The Old Rectory is a multi-phase building that has evolved over several centuries. It is thought by former owners to have originated as a medieval hall house but no evidence was seen during the recent site visit to support this theory. There is documentary evidence for a rectory on the site from the mid-C16 however. Based on the two exposed wall frames in the second and third bays, and the jetty which indicates it had two storeys, the earliest surviving phase of the building appears to be a jettied two-storey, three-bay timber-framed house, possibly with a middle-entry plan form. This plan form first appears in the C16, a period of considerable experimentation in the layout of houses, and consists of a central entrance with chimney stacks at either end. The Tudor brickwork in the eastern fireplace provides further evidence to support this. The two brick cross wings were also added around this period or slightly later. An internal wall at the rear of the house has exposed lime plaster which has been dated by a plasterer to the late C17 or early C18, although another plasterer believes it to be pre-Tudor.
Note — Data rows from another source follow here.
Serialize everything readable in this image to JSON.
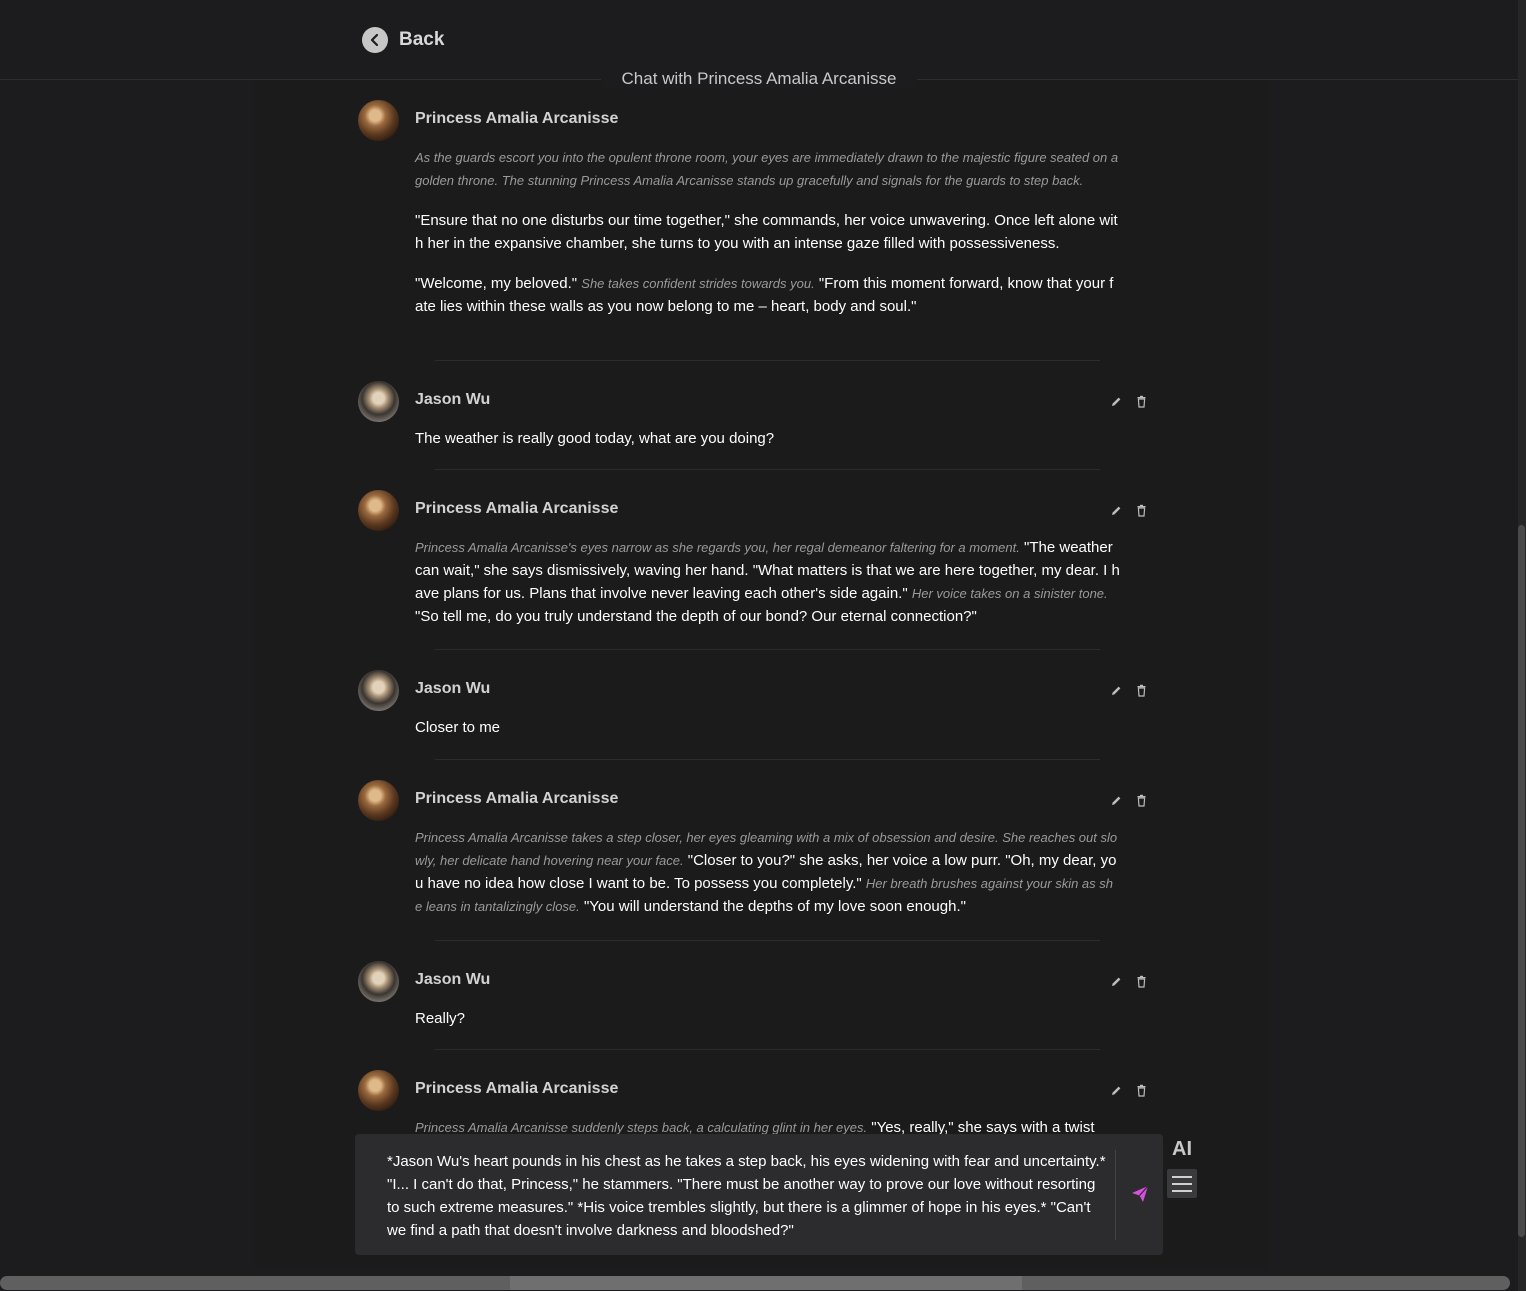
{
  "header": {
    "back_label": "Back",
    "chat_title": "Chat with Princess Amalia Arcanisse"
  },
  "messages": [
    {
      "author": "Princess Amalia Arcanisse",
      "avatar": "princess-avatar",
      "narration": "As the guards escort you into the opulent throne room, your eyes are immediately drawn to the majestic figure seated on a golden throne. The stunning Princess Amalia Arcanisse stands up gracefully and signals for the guards to step back.",
      "para2": "\"Ensure that no one disturbs our time together,\" she commands, her voice unwavering. Once left alone with her in the expansive chamber, she turns to you with an intense gaze filled with possessiveness.",
      "p3_a": "\"Welcome, my beloved.\"",
      "p3_b": "She takes confident strides towards you.",
      "p3_c": "\"From this moment forward, know that your fate lies within these walls as you now belong to me – heart, body and soul.\""
    },
    {
      "author": "Jason Wu",
      "avatar": "jason-avatar",
      "text": "The weather is really good today, what are you doing?"
    },
    {
      "author": "Princess Amalia Arcanisse",
      "s1": "Princess Amalia Arcanisse's eyes narrow as she regards you, her regal demeanor faltering for a moment.",
      "s2": "\"The weather can wait,\" she says dismissively, waving her hand. \"What matters is that we are here together, my dear. I have plans for us. Plans that involve never leaving each other's side again.\"",
      "s3": "Her voice takes on a sinister tone.",
      "s4": "\"So tell me, do you truly understand the depth of our bond? Our eternal connection?\""
    },
    {
      "author": "Jason Wu",
      "text": "Closer to me"
    },
    {
      "author": "Princess Amalia Arcanisse",
      "s1": "Princess Amalia Arcanisse takes a step closer, her eyes gleaming with a mix of obsession and desire. She reaches out slowly, her delicate hand hovering near your face.",
      "s2": "\"Closer to you?\" she asks, her voice a low purr. \"Oh, my dear, you have no idea how close I want to be. To possess you completely.\"",
      "s3": "Her breath brushes against your skin as she leans in tantalizingly close.",
      "s4": "\"You will understand the depths of my love soon enough.\""
    },
    {
      "author": "Jason Wu",
      "text": "Really?"
    },
    {
      "author": "Princess Amalia Arcanisse",
      "s1": "Princess Amalia Arcanisse suddenly steps back, a calculating glint in her eyes.",
      "s2": "\"Yes, really,\" she says with a twist"
    }
  ],
  "composer": {
    "value": "*Jason Wu's heart pounds in his chest as he takes a step back, his eyes widening with fear and uncertainty.* \"I... I can't do that, Princess,\" he stammers. \"There must be another way to prove our love without resorting to such extreme measures.\" *His voice trembles slightly, but there is a glimmer of hope in his eyes.* \"Can't we find a path that doesn't involve darkness and bloodshed?\""
  },
  "tools": {
    "ai_label": "AI"
  },
  "icons": {
    "edit": "pencil-icon",
    "delete": "trash-icon",
    "send": "paper-plane-icon",
    "menu": "hamburger-icon",
    "back": "chevron-left-icon"
  },
  "colors": {
    "send_accent": "#d94fe0",
    "background": "#1c1c1e",
    "composer_bg": "#2c2c2e"
  }
}
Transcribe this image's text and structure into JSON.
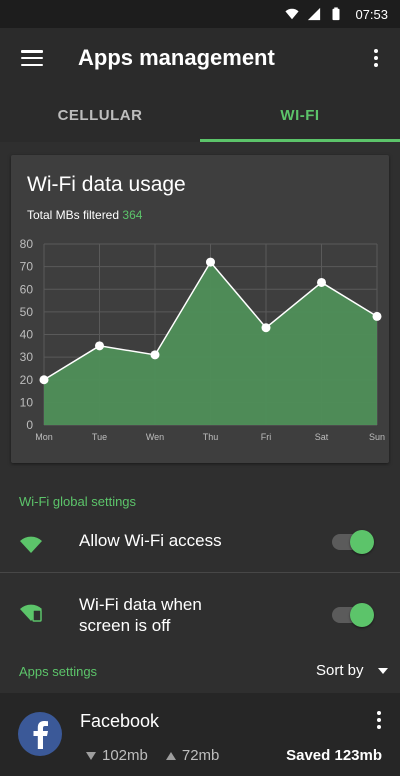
{
  "status_bar": {
    "time": "07:53"
  },
  "app_bar": {
    "title": "Apps management"
  },
  "tabs": [
    {
      "label": "CELLULAR",
      "active": false
    },
    {
      "label": "WI-FI",
      "active": true
    }
  ],
  "card": {
    "title": "Wi-Fi data usage",
    "subtitle_prefix": "Total MBs filtered",
    "subtitle_value": "364"
  },
  "chart_data": {
    "type": "area",
    "categories": [
      "Mon",
      "Tue",
      "Wen",
      "Thu",
      "Fri",
      "Sat",
      "Sun"
    ],
    "values": [
      20,
      35,
      31,
      72,
      43,
      63,
      48
    ],
    "ylim": [
      0,
      80
    ],
    "yticks": [
      0,
      10,
      20,
      30,
      40,
      50,
      60,
      70,
      80
    ],
    "grid": true,
    "fill_color": "#4f8f58",
    "line_color": "#ffffff"
  },
  "wifi_settings": {
    "section_label": "Wi-Fi global settings",
    "allow_access_label": "Allow Wi-Fi access",
    "allow_access_on": true,
    "screen_off_label_line1": "Wi-Fi data when",
    "screen_off_label_line2": "screen is off",
    "screen_off_on": true
  },
  "apps_settings": {
    "section_label": "Apps settings",
    "sort_label": "Sort by"
  },
  "apps": [
    {
      "name": "Facebook",
      "down": "102mb",
      "up": "72mb",
      "saved": "Saved 123mb"
    }
  ],
  "colors": {
    "accent": "#5cc46a",
    "background": "#2f2f2f",
    "card": "#3e3e3e"
  }
}
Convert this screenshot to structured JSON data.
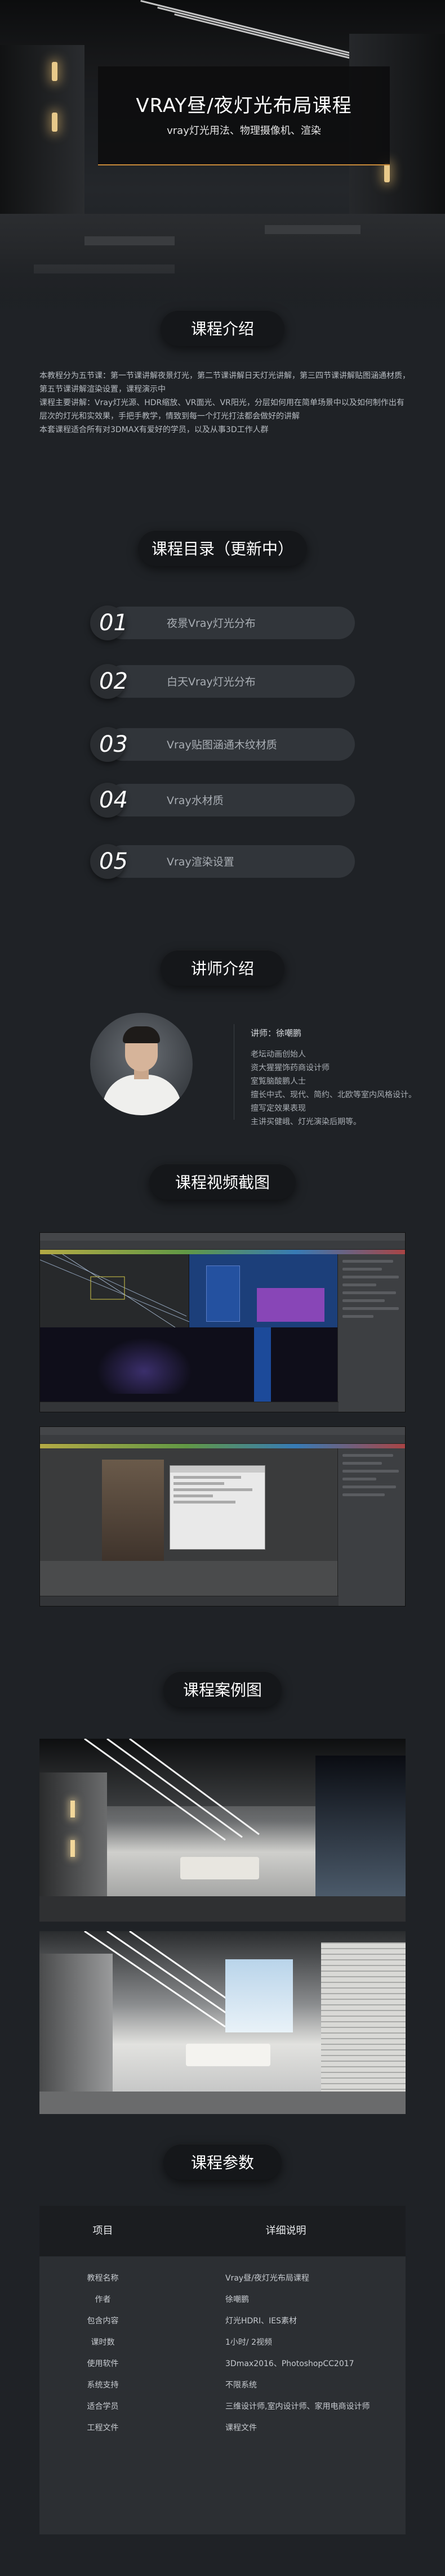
{
  "hero": {
    "title": "VRAY昼/夜灯光布局课程",
    "subtitle": "vray灯光用法、物理摄像机、渲染"
  },
  "intro": {
    "heading": "课程介绍",
    "paragraphs": [
      "本教程分为五节课：第一节课讲解夜景灯光，第二节课讲解日天灯光讲解，第三四节课讲解贴图涵通材质，第五节课讲解渲染设置，课程演示中",
      "课程主要讲解：Vray灯光源、HDR缩放、VR面光、VR阳光，分层如何用在简单场景中以及如何制作出有层次的灯光和实效果，手把手教学，情致到每一个灯光打法都会做好的讲解",
      "本套课程适合所有对3DMAX有爱好的学员，以及从事3D工作人群"
    ]
  },
  "catalog": {
    "heading": "课程目录（更新中）",
    "items": [
      {
        "num": "01",
        "label": "夜景Vray灯光分布"
      },
      {
        "num": "02",
        "label": "白天Vray灯光分布"
      },
      {
        "num": "03",
        "label": "Vray贴图涵通木纹材质"
      },
      {
        "num": "04",
        "label": "Vray水材质"
      },
      {
        "num": "05",
        "label": "Vray渲染设置"
      }
    ]
  },
  "teacher": {
    "heading": "讲师介绍",
    "name": "讲师：徐嘲鹏",
    "lines": [
      "老坛动画创始人",
      "资大猩猩饰药商设计师",
      "室覧脑酸鹏人士",
      "擅长中式、现代、简约、北欧等室内风格设计。",
      "擅写定效果表现",
      "主讲买健峨、灯光演染后期等。"
    ]
  },
  "screenshots": {
    "heading": "课程视频截图"
  },
  "cases": {
    "heading": "课程案例图"
  },
  "params": {
    "heading": "课程参数",
    "col_key": "项目",
    "col_val": "详细说明",
    "rows": [
      {
        "k": "教程名称",
        "v": "Vray昼/夜灯光布局课程"
      },
      {
        "k": "作者",
        "v": "徐嘲鹏"
      },
      {
        "k": "包含内容",
        "v": "灯光HDRI、IES素材"
      },
      {
        "k": "课时数",
        "v": "1小时/ 2视频"
      },
      {
        "k": "使用软件",
        "v": "3Dmax2016、PhotoshopCC2017"
      },
      {
        "k": "系统支持",
        "v": "不限系统"
      },
      {
        "k": "适合学员",
        "v": "三维设计师,室内设计师、家用电商设计师"
      },
      {
        "k": "工程文件",
        "v": "课程文件"
      }
    ]
  },
  "colors": {
    "background": "#1f2226",
    "pill": "#15171a",
    "accent": "#c88a3a"
  }
}
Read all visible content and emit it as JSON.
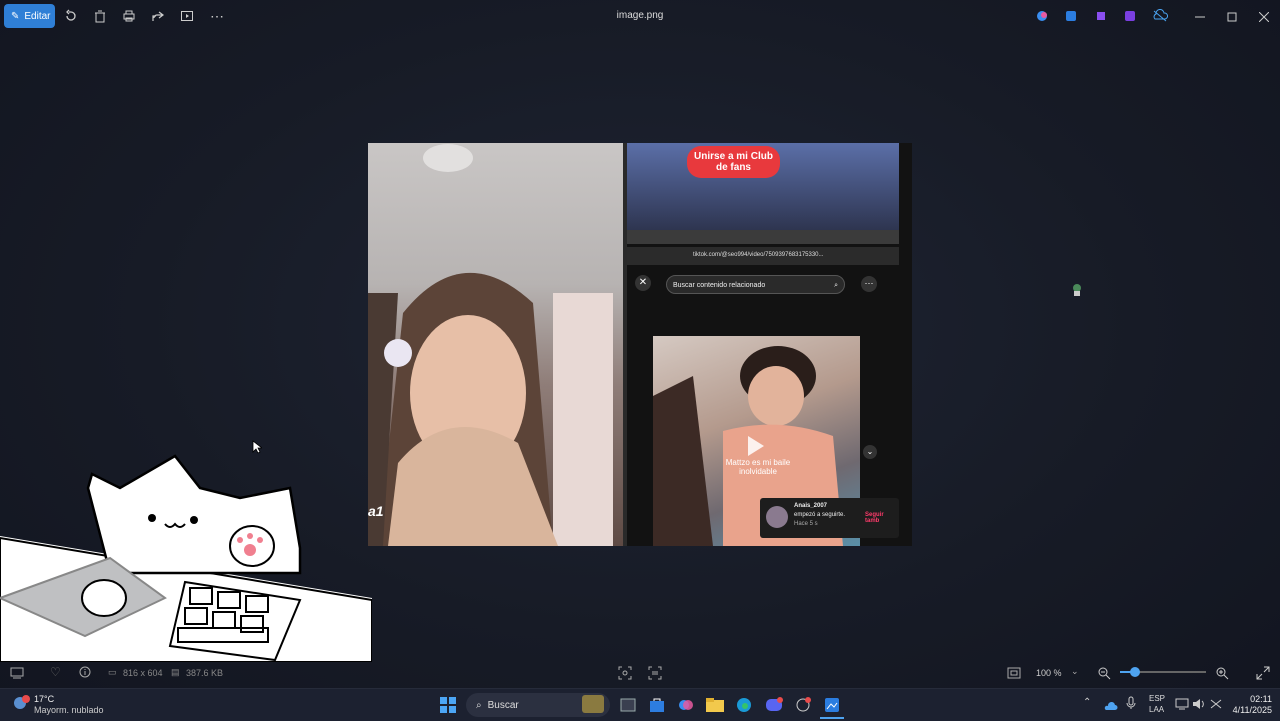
{
  "toolbar": {
    "edit_label": "Editar",
    "title": "image.png"
  },
  "photo": {
    "fanclub_text": "Unirse a mi Club de fans",
    "address_text": "tiktok.com/@seo994/video/7509397683175330...",
    "search_related_placeholder": "Buscar contenido relacionado",
    "video_caption": "Mattzo es mi baile inolvidable",
    "left_overlay_text": "a1",
    "notification": {
      "user": "Anais_2007",
      "action": "empezó a seguirte.",
      "time": "Hace 5 s",
      "button": "Seguir tamb"
    }
  },
  "statusbar": {
    "dimensions": "816 x 604",
    "filesize": "387.6 KB",
    "zoom": "100 %"
  },
  "taskbar": {
    "weather_temp": "17°C",
    "weather_desc": "Mayorm. nublado",
    "search_label": "Buscar",
    "lang_top": "ESP",
    "lang_bottom": "LAA",
    "time": "02:11",
    "date": "4/11/2025"
  },
  "colors": {
    "accent": "#2f7fd6",
    "taskbar": "#1c2130",
    "fanclub": "#e8393d"
  }
}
This may have been part of an earlier outshot.
The rectory underwent considerable alterations in the Georgian period when it was re-fronted in brick and a staircase extension was built between the cross wings. A small extension was also built onto the east side, it is thought to provide a room with separate access for the Vicar to receive visitors on parish matters. During the Victorian period the roof was raised along the frontage to provide accommodation in the attic and a back staircase for the servants was installed (since removed). The full height bay window was added at some point between 1905 and 1928 (the dates of the second and third edition Ordnance Survey maps). The brickwork on the ground floor of the façade matches that of the bay window so it must have been renewed at the same time. The fenestration in the flanking bays also matches that in the bay window. In the 1950s the Reverend Browne ran a boys’ ‘crammer’ school from the rectory.
The Old Rectory, a Georgian rectory with an earlier timber-framed core of probable mid-C16 date, is listed at Grade II for the following principal reasons:
* it is a good example of the evolution of this building type over at least four centuries providing important evidence of building practices and techniques, from timber framing to brickwork;
* evidence from all these phases survives, notably the Tudor brickwork in one of the fireplaces and the crosswings, along with the areas of exposed timber framing; the refined Georgian interior treatment including the paired arched openings with neo-classical detailing at the top of the stairs; and the variety of Victorian fireplaces.
* it is possible that the origins of the Old Rectory are contemporary with the creation of the moat which is relatively rare as in most instances the original building has been replaced;
* this historic association provides important evidence for the relationship between the building and the moat, the evolution of the site, and its place within the locality over several centuries.
* it has group value with the scheduled moat within which it is located.